Loret de Mola asked Hernandez, 47, about the controversy, and the astronaut
said he stood by what he had said a day earlier on the same program,
advocating comprehensive immigration reform -- a keenly divisive issue in
the United States.
"I work for the U.S. government, but as an individual I have a right to my
personal opinions," he said in a video hookup from a Mexican restaurant
owned by his wife in Houston. "Having 12 million undocumented people here
means there's something wrong with the system, and the system needs to be
fixed."
He added that it seemed impractical to try to deport 12 million people. In
the previous day's conversation, he spoke of circling the globe in 90
minutes and marveling at a world without borders.

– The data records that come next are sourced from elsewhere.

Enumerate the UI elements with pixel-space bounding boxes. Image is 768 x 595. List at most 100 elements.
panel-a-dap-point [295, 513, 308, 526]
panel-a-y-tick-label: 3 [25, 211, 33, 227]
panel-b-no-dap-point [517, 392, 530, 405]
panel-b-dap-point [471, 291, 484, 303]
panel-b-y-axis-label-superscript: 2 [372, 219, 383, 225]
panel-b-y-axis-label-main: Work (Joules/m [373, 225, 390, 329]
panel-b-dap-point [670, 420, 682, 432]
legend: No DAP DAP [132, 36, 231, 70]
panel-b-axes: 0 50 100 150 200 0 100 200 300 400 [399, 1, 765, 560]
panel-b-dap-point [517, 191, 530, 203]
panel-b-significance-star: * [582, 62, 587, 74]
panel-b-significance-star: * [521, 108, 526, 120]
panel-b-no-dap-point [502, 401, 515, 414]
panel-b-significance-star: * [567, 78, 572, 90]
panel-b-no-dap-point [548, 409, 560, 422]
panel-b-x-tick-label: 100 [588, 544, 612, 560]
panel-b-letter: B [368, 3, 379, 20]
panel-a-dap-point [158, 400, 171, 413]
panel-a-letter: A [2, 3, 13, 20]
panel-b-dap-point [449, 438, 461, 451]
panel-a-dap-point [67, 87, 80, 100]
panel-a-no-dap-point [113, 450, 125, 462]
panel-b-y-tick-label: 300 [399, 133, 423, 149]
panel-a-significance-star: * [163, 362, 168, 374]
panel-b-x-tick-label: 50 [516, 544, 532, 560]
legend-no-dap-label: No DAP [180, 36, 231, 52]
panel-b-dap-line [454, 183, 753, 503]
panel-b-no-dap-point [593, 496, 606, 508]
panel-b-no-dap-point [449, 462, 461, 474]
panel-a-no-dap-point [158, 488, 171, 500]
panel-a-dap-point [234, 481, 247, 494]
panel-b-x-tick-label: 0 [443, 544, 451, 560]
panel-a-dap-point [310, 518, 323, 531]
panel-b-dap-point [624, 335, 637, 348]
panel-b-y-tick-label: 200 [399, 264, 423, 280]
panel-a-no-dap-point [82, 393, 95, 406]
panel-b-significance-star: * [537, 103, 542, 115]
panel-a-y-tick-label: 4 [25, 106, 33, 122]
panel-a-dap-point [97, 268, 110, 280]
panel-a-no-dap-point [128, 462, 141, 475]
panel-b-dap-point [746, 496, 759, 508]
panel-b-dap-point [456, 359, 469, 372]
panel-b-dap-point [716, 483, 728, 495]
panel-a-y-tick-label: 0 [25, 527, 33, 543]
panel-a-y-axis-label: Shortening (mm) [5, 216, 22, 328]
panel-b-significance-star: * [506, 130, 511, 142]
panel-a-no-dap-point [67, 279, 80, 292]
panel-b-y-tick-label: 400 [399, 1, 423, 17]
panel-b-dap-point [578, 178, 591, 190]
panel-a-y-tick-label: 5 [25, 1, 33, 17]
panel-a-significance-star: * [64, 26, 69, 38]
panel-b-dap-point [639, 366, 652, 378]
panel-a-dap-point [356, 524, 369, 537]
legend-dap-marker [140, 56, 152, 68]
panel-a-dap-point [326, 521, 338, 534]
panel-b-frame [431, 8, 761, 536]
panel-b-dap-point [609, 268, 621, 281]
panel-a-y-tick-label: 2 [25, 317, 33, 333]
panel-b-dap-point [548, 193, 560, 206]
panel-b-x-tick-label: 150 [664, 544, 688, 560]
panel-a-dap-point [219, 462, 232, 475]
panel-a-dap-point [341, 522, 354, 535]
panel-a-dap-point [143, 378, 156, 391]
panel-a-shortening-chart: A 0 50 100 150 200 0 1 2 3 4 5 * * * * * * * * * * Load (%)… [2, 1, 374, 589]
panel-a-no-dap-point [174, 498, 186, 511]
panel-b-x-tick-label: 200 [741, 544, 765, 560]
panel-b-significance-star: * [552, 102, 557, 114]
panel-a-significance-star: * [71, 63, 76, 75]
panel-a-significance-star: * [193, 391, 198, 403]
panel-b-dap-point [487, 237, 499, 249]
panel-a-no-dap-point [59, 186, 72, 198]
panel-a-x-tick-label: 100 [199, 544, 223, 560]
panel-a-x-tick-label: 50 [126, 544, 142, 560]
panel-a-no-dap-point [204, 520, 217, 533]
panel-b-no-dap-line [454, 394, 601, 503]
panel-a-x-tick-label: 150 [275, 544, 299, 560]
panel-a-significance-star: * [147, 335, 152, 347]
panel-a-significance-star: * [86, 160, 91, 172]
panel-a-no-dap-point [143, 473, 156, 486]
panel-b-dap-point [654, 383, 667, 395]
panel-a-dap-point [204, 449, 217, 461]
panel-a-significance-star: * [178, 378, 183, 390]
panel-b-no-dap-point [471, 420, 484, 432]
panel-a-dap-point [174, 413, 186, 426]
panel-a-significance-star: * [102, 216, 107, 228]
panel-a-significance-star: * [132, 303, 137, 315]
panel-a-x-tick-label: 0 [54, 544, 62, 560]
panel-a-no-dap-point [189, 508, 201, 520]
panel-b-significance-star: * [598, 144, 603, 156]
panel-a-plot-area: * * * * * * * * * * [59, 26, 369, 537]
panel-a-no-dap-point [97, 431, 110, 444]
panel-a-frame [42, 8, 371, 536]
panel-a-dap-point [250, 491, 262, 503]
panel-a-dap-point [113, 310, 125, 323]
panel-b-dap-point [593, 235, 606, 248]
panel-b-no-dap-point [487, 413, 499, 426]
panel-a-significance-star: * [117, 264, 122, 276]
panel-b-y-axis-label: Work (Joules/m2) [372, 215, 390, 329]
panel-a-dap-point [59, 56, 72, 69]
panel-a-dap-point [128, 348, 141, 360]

Hernandez, whose first language is Spanish, grew up picking cucumber in the
fields of California. He joined NASA in 2004. His orbit-trotting on the
Discovery mission included a salsa demo and mini-science lessons for viewers
back home on Earth. He made taquitos for his fellow fliers.
TV host Loret de Mola said his audience was flooding him with one question
above all: How does a humble son of peasant immigrants manage to become an
astronaut.
Hernandez cited two crucial factors: a good education and parents who forced
him to study, who checked his homework and stayed involved in his schooling.
"I always say we Mexican parents, we Latino parents, shouldn't spend so much
time going out with friends drinking beer and watching telenovelas,
and we should spend more time with our families and kids . . . challenging
our kids to pursue dreams that may seem unreachable," he said.
Hernandez said he planned to visit Mexico soon to take up President Felipe
Calderon on an invitation to the presidential residence for a meal. Calderon
extended the invite during a nationally televised videoconference with the
astronaut before the Discovery voyage.
Calderon and Hernandez's parents hail from the same state of Michoacan, and
the president has called the astronaut his paisano.